O desaparecimento dos irmãos Ágatha Isabelly, de 6 anos, e Allan Michael, de 4, em Bacabal, no Maranhão, ganhou uma nova frente internacional. A mãe das crianças, Clarice Cardoso, pediu à Polícia Federal (PF) a inclusão dos nomes dos filhos na Difusão Amarela da Interpol, sistema utilizado para ajudar a localizar pessoas desaparecidas em diferentes países.
O pedido foi apresentado nesta quarta-feira, 9, mais de oito meses depois de as crianças terem sido vistas pela última vez. Segundo a PF, a solicitação será analisada e, caso cumpra os requisitos necessários, poderá ser encaminhada à Interpol.

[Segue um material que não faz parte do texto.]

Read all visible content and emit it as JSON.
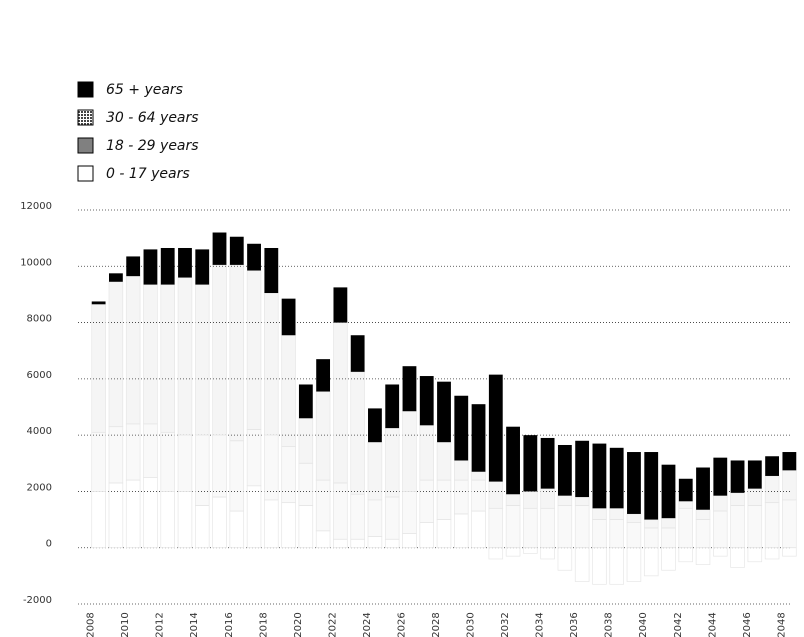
{
  "chart_data": {
    "type": "stacked-bar",
    "categories": [
      "2008",
      null,
      "2010",
      null,
      "2012",
      null,
      "2014",
      null,
      "2016",
      null,
      "2018",
      null,
      "2020",
      null,
      "2022",
      null,
      "2024",
      null,
      "2026",
      null,
      "2028",
      null,
      "2030",
      null,
      "2032",
      null,
      "2034",
      null,
      "2036",
      null,
      "2038",
      null,
      "2040",
      null,
      "2042",
      null,
      "2044",
      null,
      "2046",
      null,
      "2048"
    ],
    "series": [
      {
        "name": "65 + years",
        "color": "#000000",
        "values": [
          100,
          300,
          700,
          1250,
          1300,
          1050,
          1250,
          1150,
          1000,
          950,
          1600,
          1300,
          1200,
          1150,
          1250,
          1300,
          1200,
          1550,
          1600,
          1750,
          2150,
          2300,
          2400,
          3800,
          2400,
          2000,
          1800,
          1800,
          2000,
          2300,
          2150,
          2200,
          2400,
          1900,
          800,
          1500,
          1350,
          1150,
          1000,
          700,
          650
        ]
      },
      {
        "name": "30 - 64 years",
        "color": "#444444",
        "values": [
          4550,
          5150,
          5250,
          4950,
          5250,
          5600,
          5350,
          6050,
          6250,
          5650,
          5050,
          3950,
          1600,
          3150,
          5700,
          4350,
          2050,
          2450,
          2850,
          1950,
          1350,
          700,
          300,
          950,
          400,
          600,
          700,
          350,
          300,
          400,
          400,
          300,
          300,
          350,
          250,
          350,
          550,
          450,
          600,
          950,
          1050
        ]
      },
      {
        "name": "18 - 29 years",
        "color": "#808080",
        "values": [
          2100,
          2000,
          2000,
          1900,
          2100,
          2000,
          2500,
          2200,
          2500,
          2000,
          2300,
          2000,
          1500,
          1800,
          2000,
          1600,
          1300,
          1500,
          1500,
          1500,
          1400,
          1200,
          1100,
          1400,
          1500,
          1400,
          1400,
          1500,
          1500,
          1000,
          1000,
          900,
          700,
          700,
          1400,
          1000,
          1300,
          1500,
          1500,
          1600,
          1700
        ]
      },
      {
        "name": "0 - 17 years",
        "color": "#ffffff",
        "values": [
          2000,
          2300,
          2400,
          2500,
          2000,
          2000,
          1500,
          1800,
          1300,
          2200,
          1700,
          1600,
          1500,
          600,
          300,
          300,
          400,
          300,
          500,
          900,
          1000,
          1200,
          1300,
          -400,
          -300,
          -200,
          -400,
          -800,
          -1200,
          -1300,
          -1300,
          -1200,
          -1000,
          -800,
          -500,
          -600,
          -300,
          -700,
          -500,
          -400,
          -300
        ]
      }
    ],
    "ylim": [
      -2000,
      12000
    ],
    "yticks": [
      -2000,
      0,
      2000,
      4000,
      6000,
      8000,
      10000,
      12000
    ],
    "grid": true
  }
}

A decisão final sobre a publicação do alerta, porém, cabe à organização internacional.
“Após o encaminhamento pela autoridade policial competente, cabe à própria Interpol analisar as informações e decidir sobre a publicação e o compartilhamento do alerta com os países membros da organização”, informou a Polícia Federal.

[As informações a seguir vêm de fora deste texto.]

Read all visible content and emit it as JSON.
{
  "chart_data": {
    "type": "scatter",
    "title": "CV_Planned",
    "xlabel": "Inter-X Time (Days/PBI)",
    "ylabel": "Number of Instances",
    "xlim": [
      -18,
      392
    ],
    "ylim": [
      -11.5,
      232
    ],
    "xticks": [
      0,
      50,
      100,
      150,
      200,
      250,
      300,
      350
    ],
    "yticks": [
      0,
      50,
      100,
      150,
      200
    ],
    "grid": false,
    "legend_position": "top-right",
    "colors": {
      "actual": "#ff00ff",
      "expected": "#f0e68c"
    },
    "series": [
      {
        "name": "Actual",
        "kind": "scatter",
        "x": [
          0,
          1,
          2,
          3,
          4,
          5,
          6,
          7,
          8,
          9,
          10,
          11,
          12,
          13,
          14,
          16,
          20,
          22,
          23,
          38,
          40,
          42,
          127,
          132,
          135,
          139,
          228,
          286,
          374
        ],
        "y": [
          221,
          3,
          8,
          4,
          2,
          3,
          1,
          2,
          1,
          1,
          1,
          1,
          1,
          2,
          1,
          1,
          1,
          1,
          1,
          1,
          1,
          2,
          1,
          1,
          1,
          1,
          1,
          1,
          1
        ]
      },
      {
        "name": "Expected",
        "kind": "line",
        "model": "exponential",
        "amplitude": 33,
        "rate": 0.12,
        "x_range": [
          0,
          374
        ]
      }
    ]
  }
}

A Difusão Amarela é utilizada pela Interpol para divulgar internacionalmente informações sobre pessoas desaparecidas, especialmente menores de idade, permitindo que autoridades dos países integrantes da organização auxiliem nas buscas.
Família investiga possível ligação com crianças resgatadas nos EUA
A movimentação ocorre enquanto a família tenta esclarecer se Ágatha e Allan podem estar entre 163 crianças resgatadas durante uma operação contra o tráfico de pessoas na Flórida, nos Estados Unidos, no final de agosto.

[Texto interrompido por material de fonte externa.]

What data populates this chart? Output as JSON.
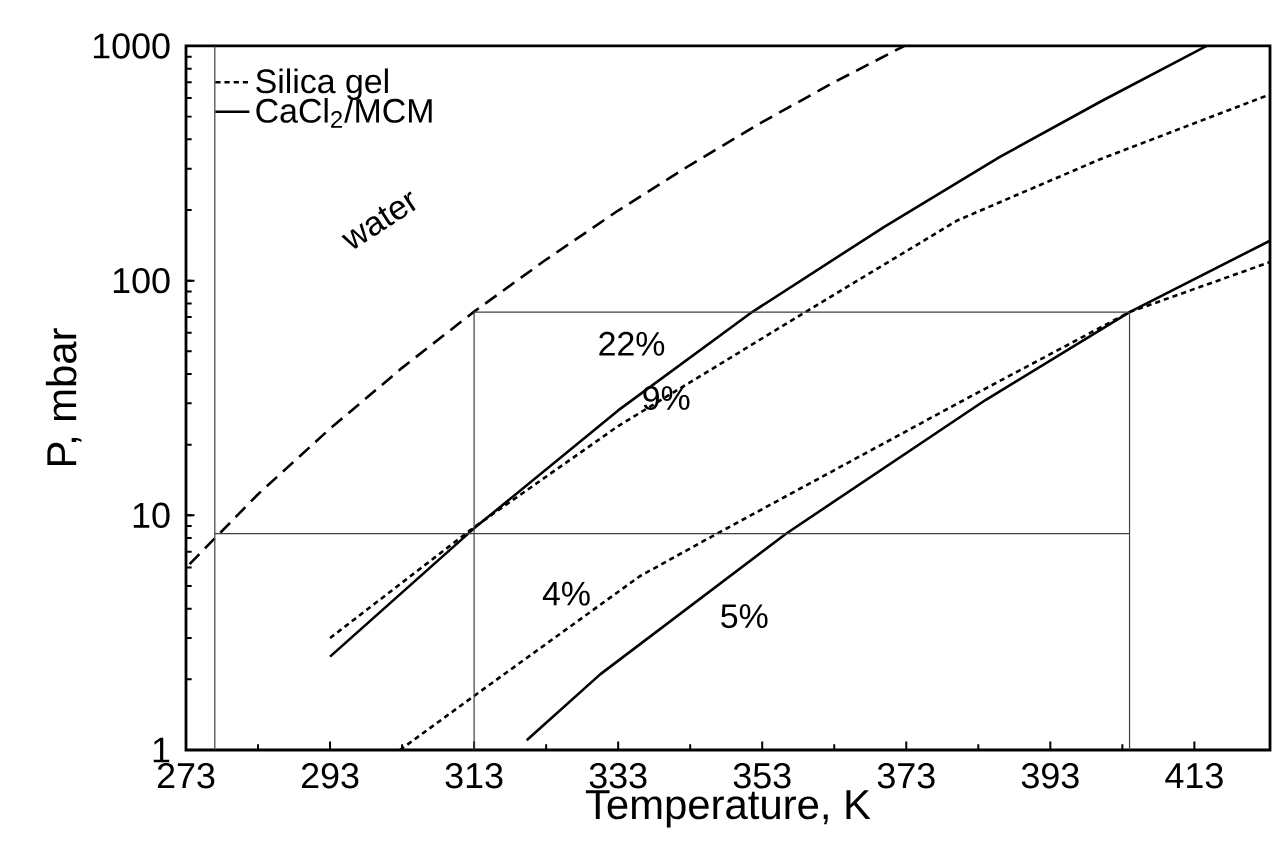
{
  "chart_data": {
    "type": "line",
    "xlabel": "Temperature, K",
    "ylabel": "P, mbar",
    "log": "y",
    "xlim": [
      273,
      423.5
    ],
    "ylim": [
      1,
      1000
    ],
    "xticks": [
      273,
      293,
      313,
      333,
      353,
      373,
      393,
      413
    ],
    "yticks": [
      1,
      10,
      100,
      1000
    ],
    "grid": false,
    "legend": "top left",
    "marker": "none",
    "series": [
      {
        "name": "Silica gel",
        "color": "#000000",
        "line_style": "dotted",
        "x": [
          293,
          313,
          333,
          359,
          380,
          400,
          423.5
        ],
        "values": [
          3.0,
          8.9,
          24,
          73.5,
          180,
          330,
          622
        ]
      },
      {
        "name": "CaCl$_{2}$/MCM",
        "color": "#000000",
        "line_style": "solid",
        "x": [
          293,
          313,
          333,
          351.6,
          370,
          386,
          400,
          414.7
        ],
        "values": [
          2.5,
          8.8,
          28,
          73.5,
          170,
          337,
          580,
          1000
        ]
      },
      {
        "color": "#000000",
        "line_style": "dotted",
        "x": [
          302.7,
          313,
          336,
          346.7,
          381,
          404,
          423.5
        ],
        "values": [
          1.0,
          1.7,
          5.5,
          8.35,
          31,
          73.5,
          120
        ]
      },
      {
        "color": "#000000",
        "line_style": "solid",
        "x": [
          320.3,
          330.5,
          356.3,
          384,
          404,
          423.5
        ],
        "values": [
          1.1,
          2.1,
          8.35,
          31,
          73.5,
          148
        ]
      },
      {
        "color": "#000000",
        "line_style": "dashed",
        "x": [
          273.5,
          283,
          293,
          303,
          313,
          323,
          333,
          343,
          353,
          363,
          372.7
        ],
        "values": [
          6.2,
          12.3,
          23.4,
          42.5,
          73.8,
          123,
          199,
          311,
          474,
          701,
          1000
        ]
      },
      {
        "color": "#404040",
        "line_style": "solid",
        "x": [
          313,
          313,
          404,
          404
        ],
        "values": [
          1,
          73.5,
          73.5,
          1
        ]
      },
      {
        "color": "#404040",
        "line_style": "solid",
        "x": [
          277,
          404
        ],
        "values": [
          8.35,
          8.35
        ]
      }
    ],
    "ref_lines": [
      {
        "axis": "x",
        "value": 277,
        "color": "#404040",
        "line_style": "solid"
      }
    ],
    "annotations": [
      "water",
      "22%",
      "9%",
      "4%",
      "5%"
    ]
  }
}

Clarice Cardoso informou à Agência Brasil que foi procurada pela Interpol para verificar se os filhos poderiam estar entre as crianças encontradas na operação.
Segundo a advogada da família, Nathaly Moraes, amostras de sangue também foram coletadas nesta quarta-feira na Superintendência da Polícia Federal, em São Luís. O material deverá auxiliar na comparação de informações biológicas com as crianças localizadas nos Estados Unidos.
Até o momento, entretanto, não existe confirmação de que Ágatha e Allan estejam entre os resgatados na Flórida. Nem as autoridades norte-americanas, nem a Interpol ou a Polícia Federal confirmaram qualquer identificação nesse sentido.
Irmãos desapareceram em janeiro
Ágatha e Allan estão desaparecidos desde 4 de janeiro de 2026, quando foram vistos pela última vez no Quilombo São Sebastião dos Pretos, em Bacabal.
As informações disponíveis apontam que os irmãos saíram para brincar em uma área de mata e não retornaram. Desde então, o caso mobilizou buscas e investigações, mas, passados mais de oito meses, o paradeiro das duas crianças permanece desconhecido.
Até agora, também não foram divulgados pelas autoridades suspeitos de participação no desaparecimento.